Outros projetos estão sendo estudados. De acordo com Vera Coelho, existe a possibilidade de realização de um concerto ao ar livre, em parceria com a Escola de Música, e de palestras para refletir sobre temas contemporâneos.

Espaço de formação

A vice-reitora Heloisa Starling, presidente do Conselho Diretor da Moradia Universitária, afirma ser uma prioridade oferecer aos estudantes que residem na moradia boas condições de convivência. Ela diz que, a partir de seu contato com os representantes discentes do Conselho, percebeu que os estudantes vivem uma situação ambígua de liberdade e dor. “Os alunos em início de curso chegam com aquela expectativa de viver uma experiência nova, mas longe de casa também se sentem sozinhos”, diz. E acrescenta: “Ao mesmo tempo em que estão eufóricos por cumprir mais uma etapa, a exemplo daqueles que concluíram sua graduação, sentem medo de ingressar em um novo caminho”, completa.
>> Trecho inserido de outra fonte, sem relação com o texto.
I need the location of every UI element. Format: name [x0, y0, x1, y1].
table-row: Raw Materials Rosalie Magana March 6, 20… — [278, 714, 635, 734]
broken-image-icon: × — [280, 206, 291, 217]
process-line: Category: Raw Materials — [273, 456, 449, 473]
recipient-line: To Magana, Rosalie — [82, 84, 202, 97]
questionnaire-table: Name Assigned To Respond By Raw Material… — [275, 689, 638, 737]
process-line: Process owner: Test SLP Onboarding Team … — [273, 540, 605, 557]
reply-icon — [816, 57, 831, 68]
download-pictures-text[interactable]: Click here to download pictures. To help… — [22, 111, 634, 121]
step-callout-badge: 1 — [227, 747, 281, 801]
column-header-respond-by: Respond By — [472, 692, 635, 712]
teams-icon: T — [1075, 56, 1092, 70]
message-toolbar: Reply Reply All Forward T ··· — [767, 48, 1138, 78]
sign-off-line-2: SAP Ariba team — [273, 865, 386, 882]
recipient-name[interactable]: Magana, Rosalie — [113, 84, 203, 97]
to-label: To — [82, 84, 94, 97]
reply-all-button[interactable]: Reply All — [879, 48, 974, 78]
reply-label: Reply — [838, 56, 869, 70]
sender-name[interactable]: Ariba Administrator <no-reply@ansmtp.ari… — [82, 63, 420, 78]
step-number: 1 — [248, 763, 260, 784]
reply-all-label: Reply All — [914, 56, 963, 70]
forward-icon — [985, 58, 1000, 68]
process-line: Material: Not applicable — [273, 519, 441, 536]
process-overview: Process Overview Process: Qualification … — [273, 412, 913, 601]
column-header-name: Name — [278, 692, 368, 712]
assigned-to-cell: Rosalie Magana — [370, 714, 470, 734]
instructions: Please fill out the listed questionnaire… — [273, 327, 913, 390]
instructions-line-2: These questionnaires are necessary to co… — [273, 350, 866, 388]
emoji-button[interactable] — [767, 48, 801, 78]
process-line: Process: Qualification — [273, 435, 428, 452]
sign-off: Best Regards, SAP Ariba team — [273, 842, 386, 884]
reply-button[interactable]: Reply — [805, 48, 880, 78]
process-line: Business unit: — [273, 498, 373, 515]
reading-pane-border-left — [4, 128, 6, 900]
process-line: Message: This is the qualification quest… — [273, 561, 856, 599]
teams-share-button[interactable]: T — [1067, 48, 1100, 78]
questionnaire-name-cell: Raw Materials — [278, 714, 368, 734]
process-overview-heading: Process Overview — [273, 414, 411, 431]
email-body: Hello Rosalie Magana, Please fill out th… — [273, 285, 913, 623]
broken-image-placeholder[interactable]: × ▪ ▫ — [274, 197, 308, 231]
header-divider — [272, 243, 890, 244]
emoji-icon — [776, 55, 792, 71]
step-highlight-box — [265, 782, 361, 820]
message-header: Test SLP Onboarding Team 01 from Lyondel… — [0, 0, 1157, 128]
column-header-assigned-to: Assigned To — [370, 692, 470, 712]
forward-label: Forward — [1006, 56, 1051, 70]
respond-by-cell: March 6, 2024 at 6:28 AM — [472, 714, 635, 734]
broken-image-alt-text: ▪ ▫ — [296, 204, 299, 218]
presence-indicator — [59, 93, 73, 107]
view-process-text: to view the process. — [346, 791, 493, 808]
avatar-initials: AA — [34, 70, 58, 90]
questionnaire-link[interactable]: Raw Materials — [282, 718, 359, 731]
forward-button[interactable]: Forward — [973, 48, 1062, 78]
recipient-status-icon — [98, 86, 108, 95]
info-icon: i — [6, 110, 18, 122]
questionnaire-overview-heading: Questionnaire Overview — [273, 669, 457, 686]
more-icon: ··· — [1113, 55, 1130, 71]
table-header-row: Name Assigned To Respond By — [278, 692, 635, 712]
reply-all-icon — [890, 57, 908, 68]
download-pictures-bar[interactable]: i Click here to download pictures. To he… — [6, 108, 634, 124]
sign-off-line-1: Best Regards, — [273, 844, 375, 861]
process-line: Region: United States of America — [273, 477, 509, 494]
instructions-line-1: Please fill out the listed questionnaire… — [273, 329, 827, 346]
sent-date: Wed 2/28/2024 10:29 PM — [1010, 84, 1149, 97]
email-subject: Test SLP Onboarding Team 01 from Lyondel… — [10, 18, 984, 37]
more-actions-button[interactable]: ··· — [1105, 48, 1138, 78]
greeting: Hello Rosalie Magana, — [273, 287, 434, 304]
Ela defende a integração da Moradia Universitária ao cotidiano da UFMG. “A Universidade é um espaço de formação cultural e política. A moradia acabava ficando um pouco à margem disso. Por isso, estamos desenvolvendo ações que a integrem à UFMG”, informa. Para ela, a atitude dos próprios estudantes que organizaram o Cineclube Moradia é um indício do interesse em melhorar o convívio.

A venezuelana Cláudia Cordina Carranza Mago, designer gráfica e webdesigner do Instituto Internacional para a Educação na América Latina e no Caribe (Iesalc), com sede em Caracas, trabalhou durante um mês no setor de planejamento e criação gráfica do Centro de Comunicação (Cedecom), como parte de convênio entre a Universidade e o órgão, vinculado à Unesco. Durante sua estada em Belo Horizonte, Cláudia ficou na Moradia Ouro Preto I. Segundo ela, a acolhida não poderia ter sido melhor, já que pôde conhecer outra cultura, outros intercambistas e desfrutar de ótimas instalações. “Uma das minha preocupações era com o lugar onde iria me hospedar. Pela internet, tomei conhecimento da Moradia Universitária e, quando cheguei, vi que era melhor do que eu imaginava. O clima é muito bom, muito limpo e o prédio está perto da Universidade”, elogia.

Para Thalita Rodrigues, estudante do 3º período de Psicologia, a oportunidade de ficar na Moradia foi fator decisivo para a realização do sonho de fazer um curso superior. “Eu não conhecia ninguém em Belo Horizonte. Como sabia da existência da Moradia, prestei vestibular já pensando em tentar uma vaga”, diz ela, natural de Patrocínio, município do Alto Paranaíba que fica 400 quilômetros distante de Belo Horizonte.
O Programa Permanente de Moradia Universitária, instituído em 6 de novembro de 1997 pelo Conselho Universitário da UFMG, é gerido pela Coordenadoria de Moradia Universitária e administrado pelo Conselho Diretor da Moradia Universitária.

Os usuários pagam mensalmente uma taxa de utilização, chamada Taxa Condominial. Propostas pelo Conselho Diretor e subsidiadas pela UFMG, por meio da Fump, as taxas variam de acordo com a classificação de carência dada pela Fundação aos estudantes. As três unidades – duas no bairro Ouro Preto, em Belo Horizonte, e a do Núcleo de Ciências Agrárias (NCA), em Montes Claros – oferecem 644 vagas.